Adaptation to Variability: Different crops and soil types have varying nutrient requirements. Calibration enables tailoring nutrient application to suit the specific needs of each crop and soil type.
Long-Term Productivity: Consistently calibrated NPK levels help maintain soil fertility over time, supporting sustained productivity for future growing seasons.
The main purposes of this study are to develop an integrated nutrient balance model, and to provide a comprehensive assessment of nutrient functions and cycling of past agroecosystems. The proposed model is a build-up and refinement to previous modelling studies [9-12]. In this research article we introduce a model composed of few differential equations as compared to previous studies, albeit it relies on previous modelling and regression models to estimate and simulate some of the needed rates and parameters. Moreover, in contrast to previous models, the modelling methodology here is incorporating the growth time explicitly in the equations which make it easier for implementing it easier parallel to the experiment and by farmers too.
Overall, calibrating NPK levels in soil is a crucial practice that promotes efficient resource utilization, healthier crops, and sustainable agriculture. The research paper is arranged in the following manner: Model description section present model assumption, equations and parameter estimation. Then, in model validation section, we show explain how numerical methodology used to solve the set of differential equations and compare the model output against experimental data provided in reference [3]. Finally, the conclusion and outlook section shed the light on potential future use of the model and how This study would help farmers, researchers and practitioners to have systematic methods based on equations that define the interdependency between NPK as parameters, and the amount to be added to the soil from each N-P-K substance.
Calibrating an NPK equation for soil and vegetables involves determining the appropriate nutrient levels for optimal plant growth. To calibrate, one collects soil samples from the vegetable growing area, conducts nutrient tests, and analyzes the data to establish the relationship between soil nutrient levels (NPK) and plant growth.
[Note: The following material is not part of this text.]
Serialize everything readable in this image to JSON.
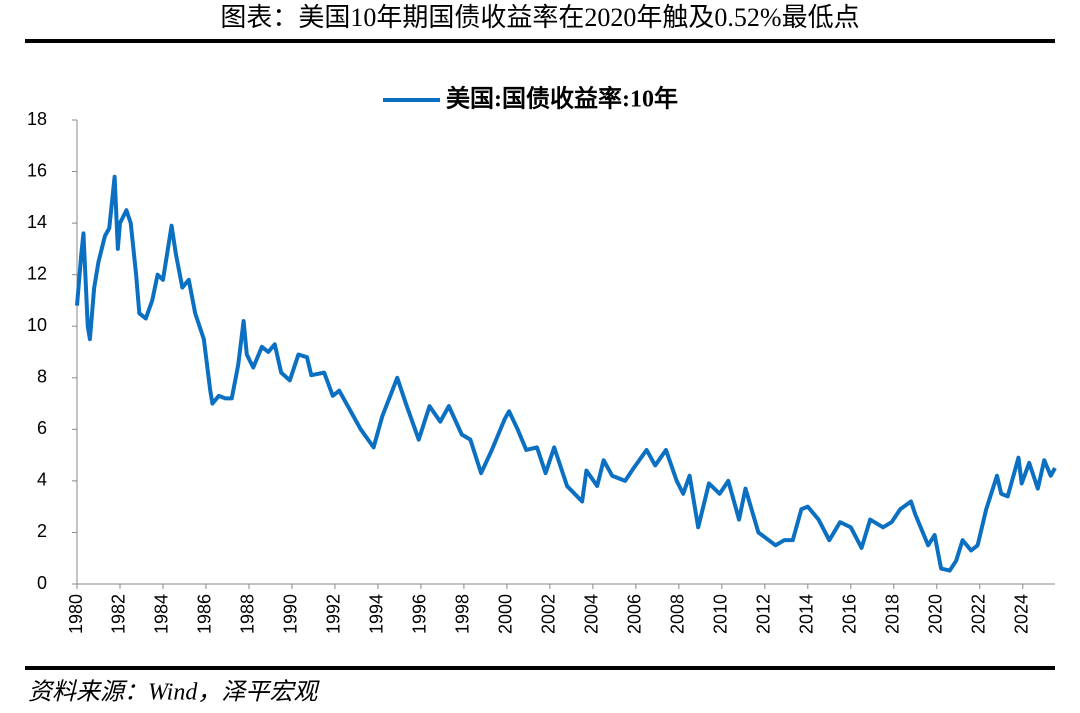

This helps customize fertilization practices to match the specific nutrient needs of your chosen vegetables.
Several scientific studies have reported on the modelling of vegetable and fruit crops [8-10], such models were also made as available software like Vegsyst, Vegsyst V2 [11], or growth, etc. In These models, a set of differential equations was developed to describe the growth of different organs of the plant. The total growth is the sum of net individual rates of growth in these organs. Other models are dependent on regression analysis which require a pre-knowledge of specific dry matter percentage in each organ [12]. Recent studies have focused on the dynamics of the main ionic concentration in each organ using photo-thermal index [13]. In a less detailed ion uptake studies which was concerned with ion concentration in each organ disregarding the biophysical mechanisms lead to those concentrations, these studies used regression models to estimate the internal ionic concentration, which later used as variables in the dynamical model [9], or in Vegsyst model [10] to estimate the dry matter content of each organ. The studies considered multiple ionic concentrations such as nitrogen, phosphorous, potassium, calcium, magnesium or sulfur. Here, we managed to find a minimal set of equations that take into account regression and dynamical approach to estimate dry and fresh matter based on experimental data provided by Juneidi [3], who has proctored the concentration of three main ionic concentrations, N, P and K, using internet of things techniques measured in units of mg.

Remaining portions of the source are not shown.